Some extremists have accused the FDA of regulatory capture, which means that the FDA intentionally seizes specific condom imports and not others for their own gain. No proof of this has surfaced and since the FDA is a non-profit organization, it seems unlikely that this is indeed the case.
Condoms We’d Love to Have in the USA:
Okamoto Polyurethane .002
For those with an allergy to latex, or an aversion to the smell and taste of latex, the idea of a thin polyurethane condom being imported seems heavenly. Okamoto claims that this condom transmits heat more effectively than traditional latex condoms, which are about twice the thickness of the .002. As of right now, the .002 is approved for sale in Singapore, but has not met or exceeded FDA standards. For an FDA approved version available in the US, try Trojan Supra Bareskin Non-Latex condoms made from polyurethane.
.003 Platinum: These condoms are super thin and have no rubber odor. Okamoto claims they are easier to unroll than a traditional latex condoms. For an FDA approved version available in the US, try Okamoto .004 condoms, which are just one thickness up from the .003 Platinum.
.003 Real Fit: These are specifically constructed to hug the natural contours of a penis. They do not have a rubbery smell and supposedly unroll with great ease. For an FDA approved version available in the US, try Durex Enhanced Pleasure condoms, which have a similar contoured shaped as the .003 Real Fit.

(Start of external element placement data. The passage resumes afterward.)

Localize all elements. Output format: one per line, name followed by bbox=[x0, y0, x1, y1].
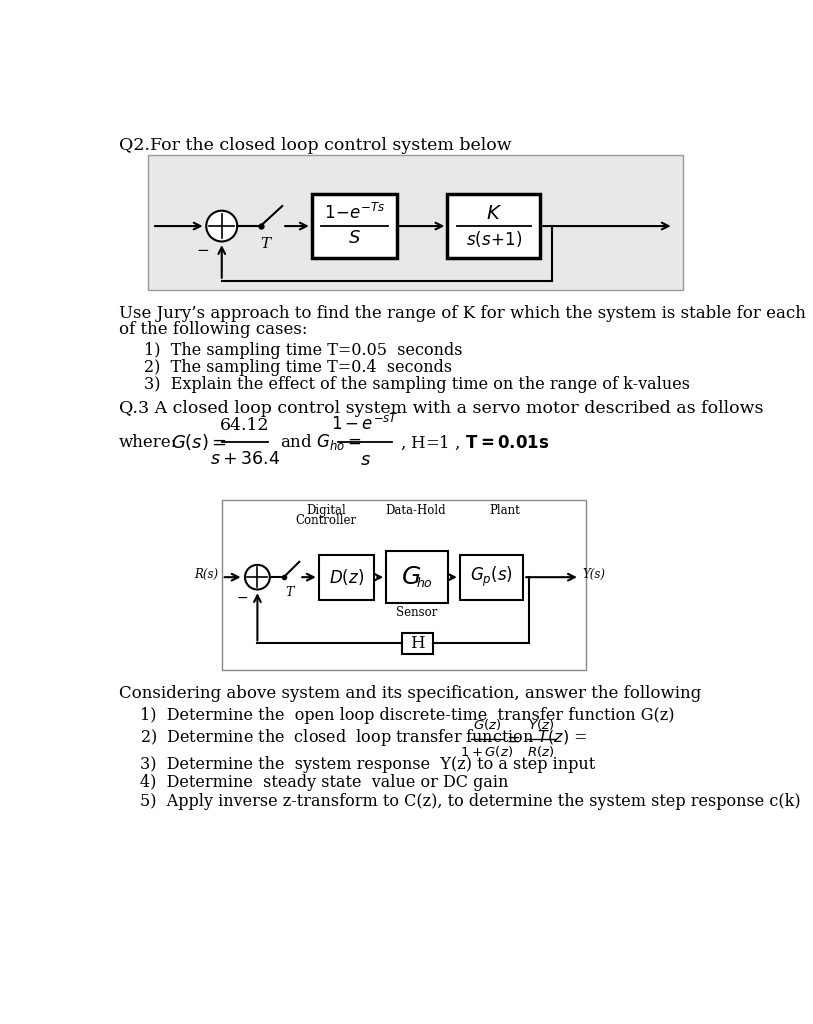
Text: $S$: $S$ bbox=[348, 229, 361, 247]
Text: −: − bbox=[237, 591, 249, 605]
Bar bbox=[459, 555, 524, 599]
Text: Controller: Controller bbox=[296, 514, 357, 527]
Bar bbox=[222, 500, 586, 670]
Text: $K$: $K$ bbox=[485, 205, 502, 223]
Text: H: H bbox=[410, 635, 424, 652]
Bar bbox=[402, 633, 433, 654]
Text: $R(z)$: $R(z)$ bbox=[528, 744, 554, 759]
Bar bbox=[447, 195, 541, 258]
Circle shape bbox=[207, 211, 237, 242]
Text: Plant: Plant bbox=[489, 504, 520, 517]
Bar bbox=[311, 195, 397, 258]
Text: Considering above system and its specification, answer the following: Considering above system and its specifi… bbox=[119, 685, 701, 702]
Text: $s+36.4$: $s+36.4$ bbox=[210, 451, 280, 468]
Text: Use Jury’s approach to find the range of K for which the system is stable for ea: Use Jury’s approach to find the range of… bbox=[119, 305, 806, 323]
Bar bbox=[148, 156, 683, 290]
Text: 1)  The sampling time T=0.05  seconds: 1) The sampling time T=0.05 seconds bbox=[144, 342, 463, 359]
Text: T: T bbox=[285, 587, 294, 599]
Text: Data-Hold: Data-Hold bbox=[385, 504, 446, 517]
Text: 4)  Determine  steady state  value or DC gain: 4) Determine steady state value or DC ga… bbox=[141, 774, 509, 792]
Text: T: T bbox=[260, 237, 270, 251]
Bar bbox=[319, 555, 375, 599]
Text: , H=1 , $\mathbf{T=0.01s}$: , H=1 , $\mathbf{T=0.01s}$ bbox=[400, 433, 550, 452]
Text: Q.3 A closed loop control system with a servo motor described as follows: Q.3 A closed loop control system with a … bbox=[119, 400, 763, 417]
Text: Sensor: Sensor bbox=[397, 606, 437, 620]
Text: $=$: $=$ bbox=[503, 730, 520, 748]
Text: 5)  Apply inverse z-transform to C(z), to determine the system step response c(k: 5) Apply inverse z-transform to C(z), to… bbox=[141, 793, 801, 810]
Circle shape bbox=[245, 565, 270, 590]
Text: $G(s)=$: $G(s)=$ bbox=[172, 432, 228, 453]
Text: Digital: Digital bbox=[307, 504, 346, 517]
Text: 3)  Determine the  system response  Y(z) to a step input: 3) Determine the system response Y(z) to… bbox=[141, 756, 596, 773]
Text: $D(z)$: $D(z)$ bbox=[329, 567, 364, 587]
Bar bbox=[386, 551, 448, 603]
Text: $1+G(z)$: $1+G(z)$ bbox=[460, 744, 513, 759]
Text: 3)  Explain the effect of the sampling time on the range of k-values: 3) Explain the effect of the sampling ti… bbox=[144, 376, 690, 393]
Text: 1)  Determine the  open loop discrete-time  transfer function G(z): 1) Determine the open loop discrete-time… bbox=[141, 707, 675, 724]
Text: $1\!-\!e^{-Ts}$: $1\!-\!e^{-Ts}$ bbox=[324, 203, 385, 223]
Text: $ho$: $ho$ bbox=[416, 575, 433, 590]
Text: 2)  Determine the  closed  loop transfer function $T(z)$ =: 2) Determine the closed loop transfer fu… bbox=[141, 727, 588, 748]
Text: $G$: $G$ bbox=[401, 565, 421, 589]
Text: $1-e^{-sT}$: $1-e^{-sT}$ bbox=[331, 414, 399, 434]
Text: $G_p(s)$: $G_p(s)$ bbox=[470, 565, 513, 589]
Text: where:: where: bbox=[119, 434, 177, 451]
Text: $G(z)$: $G(z)$ bbox=[472, 717, 501, 732]
Text: Y(s): Y(s) bbox=[583, 568, 606, 582]
Text: 64.12: 64.12 bbox=[220, 417, 270, 434]
Text: 2)  The sampling time T=0.4  seconds: 2) The sampling time T=0.4 seconds bbox=[144, 359, 452, 376]
Text: R(s): R(s) bbox=[193, 568, 218, 582]
Text: and $G_{ho}=$: and $G_{ho}=$ bbox=[280, 432, 362, 453]
Text: $s$: $s$ bbox=[359, 451, 371, 469]
Text: Q2.For the closed loop control system below: Q2.For the closed loop control system be… bbox=[119, 137, 511, 154]
Text: −: − bbox=[197, 243, 210, 258]
Text: $Y(z)$: $Y(z)$ bbox=[528, 717, 554, 732]
Text: $s(s\!+\!1)$: $s(s\!+\!1)$ bbox=[466, 229, 522, 249]
Text: of the following cases:: of the following cases: bbox=[119, 321, 307, 338]
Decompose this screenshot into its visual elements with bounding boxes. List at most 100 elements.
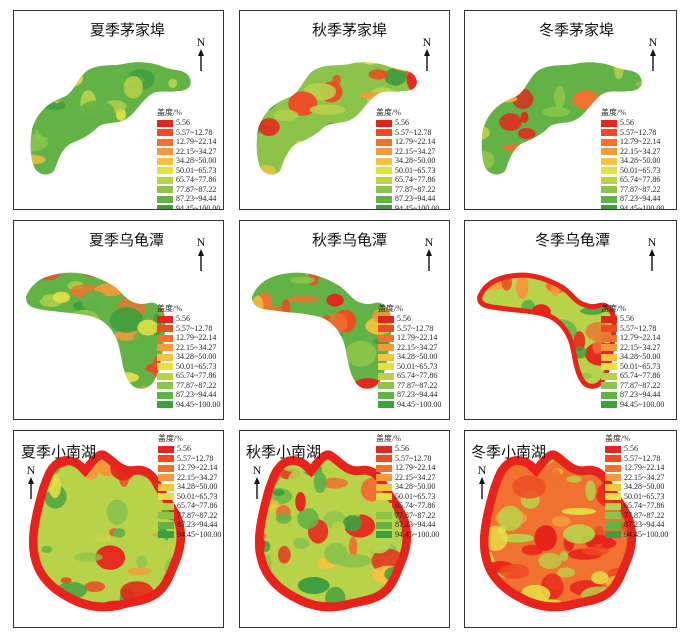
legend-item: 94.45~100.00 bbox=[605, 530, 668, 540]
legend-label: 5.57~12.78 bbox=[397, 323, 434, 333]
legend-label: 50.01~65.73 bbox=[620, 165, 661, 175]
legend-item: 77.87~87.22 bbox=[157, 381, 220, 391]
legend-swatch bbox=[605, 493, 621, 501]
legend-swatch bbox=[378, 391, 394, 399]
legend-title: 盖度/% bbox=[601, 108, 626, 117]
legend-label: 22.15~34.27 bbox=[176, 342, 217, 352]
legend: 盖度/% 5.56 5.57~12.78 12.79~22.14 22.15~34.27… bbox=[376, 107, 440, 210]
map-panel-winter-maojiabu: 冬季茅家埠 N 盖度/% 5.56 5.57~12.78 12.79~22.14 22.… bbox=[464, 10, 677, 210]
north-arrow-icon bbox=[649, 249, 655, 271]
legend-item: 87.23~94.44 bbox=[158, 520, 221, 530]
legend-label: 50.01~65.73 bbox=[624, 491, 665, 501]
north-arrow-icon bbox=[650, 49, 656, 71]
legend-item: 77.87~87.22 bbox=[601, 185, 664, 195]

.003 Aloe: This condom boasts a unique aloe-based lubricant which allegedly, “takes the notion of smooth to another level.” Okamoto claims this condom leaves no residue on the skin and is less messy than traditional condoms. They also say that aloe prevents irritation and maintains moisture during sex. For an FDA approved version available in the US, try Beyond Seven Aloe, made with the same aloe based lubricant as the .003 Aloe. If you’d like to add any additional aloe lubricant to your condom, try using Trustex Aloe water-based lubricant.
Okamoto Harmony Vibra Ribbed
The Vibra Ribbed condom boasts multiple horizontal layers of ribs which are designed to please both partners. Okamoto describes this condom as “doubling the friction for maximum intensity.” For an FDA approved version available in the US, try Impulse Bare Pleasure condoms, which have both ribs, studs and no shortage of friction.
Sir Richard’s Extra Large Condoms
These natural latex condoms are perfect for the larger gentleman who wants superior protection. They do not contain any casein, which is a milk protein that’s found in many other brands of condoms. Therefore, Sir Richard’s condoms are approved by the American Vegetarian Association and are vegan friendly. The lubrication used in Sir Richard’s Extra Large condoms are glycerin, paraben and spermicide-free as well, making them an ideal choice for many people worldwide. For a vegans and vegetarians we suggest, Durex’s Avanti Bare one of the best vegan condoms available in the united states.